Presence of IMLFs in Tr-J/Tr-J nerves and prolonged association of CNX with PMP-22^Tr-J in vivo. IMLFs were visualized in Schwann cells of Tr-J homozygous mice at the light microscope (a–c) and EM levels (d–f). (a) IMLFs (arrowheads) present in a perinuclear position of a Schwann cell. (b) IMLFs (arrowheads) in Schwann cells and the consequent lack of myelination in nearby axons (arrows). (c) Cross section of a partially myelinated fiber (m) and a closely associated Schwann cell with IMLFs (arrowheads). (d) IMLFs in a Schwann cell identified by its basal lamina (arrowhead). An unmyelinated axon (Ax) is indicated. At higher magnification (e), parallel arrays of membranes in an IMLF of the Schwann cell can be visualized.
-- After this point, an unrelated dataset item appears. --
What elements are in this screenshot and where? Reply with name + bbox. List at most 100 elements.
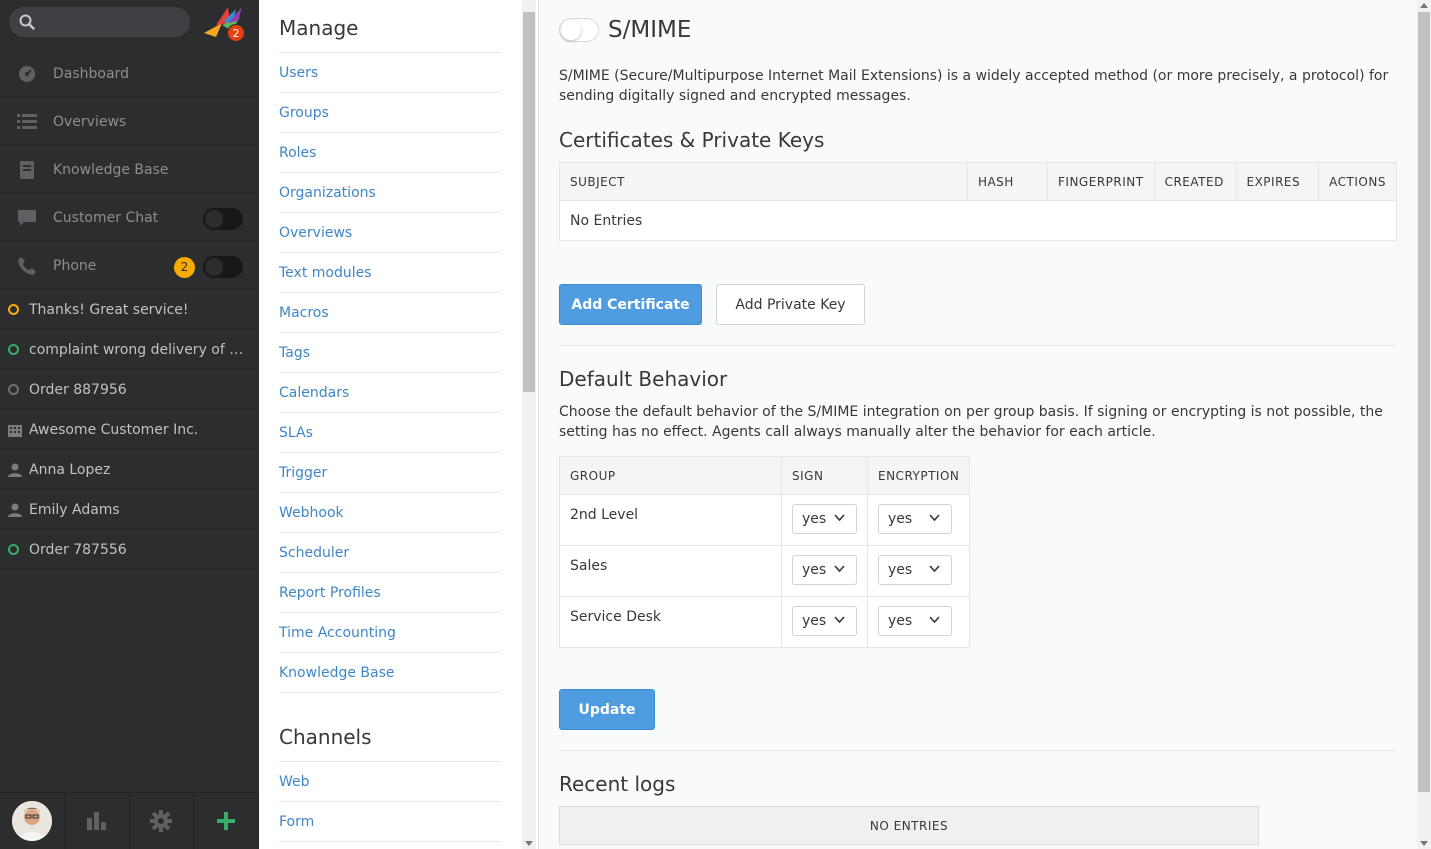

The ultrastructure of the IMLF seen in Tr-J sciatic nerves (e) is similar to that seen in 293 cells overexpressing PMP-22^Tr-J-GFP (f). (g) Sciatic nerves from wt and Tr-J/Tr-J mice were pulse-labeled for 30 min with Tran³⁵S-label (0.4 mCi/ml; specific activity = 1,175 Ci/mmol) chased with 2 mM l-methionine supplemented DMEM for either 60 or 120 min, followed by immunoprecipitation of lysates with anti-CNX. In wt (C57BL/6) sciatic nerves, the association of PMP-22^wt and CNX is greatly diminished after a 60-min chase period, as evaluated by densitometry. In Tr-J/Tr-J sciatic nerves, PMP-22^Tr-J/CNX associations are not significantly decreased until 120 min after chase. The SD for the 60-min time point is shown. Data points (taken from three separate experiments; three animals/experiment) at the 60-min time point in Tr-J/Tr-J animals were significantly different from wt control (*, P < 0.001). (h) Relative expression levels of BiP and CHOP (normalized to glyceraldehyde-3-phosphate dehydrogenase) in wt, heterozygous, and homozygous Tr-J mice showed no increase in CHOP mRNA levels, indicating a lack of an unfolded protein response in Tr-J/Tr-J sciatic nerves (h). Values ± half variation are the mean of two PCRs performed for sciatic nerve and liver, respectively. m, myelinated fiber; Ax, axon; np, nuclear pore; N, nucleus. (Bar = a–c, 5 μm; d, 2 μm; and e and f, 100 nm.)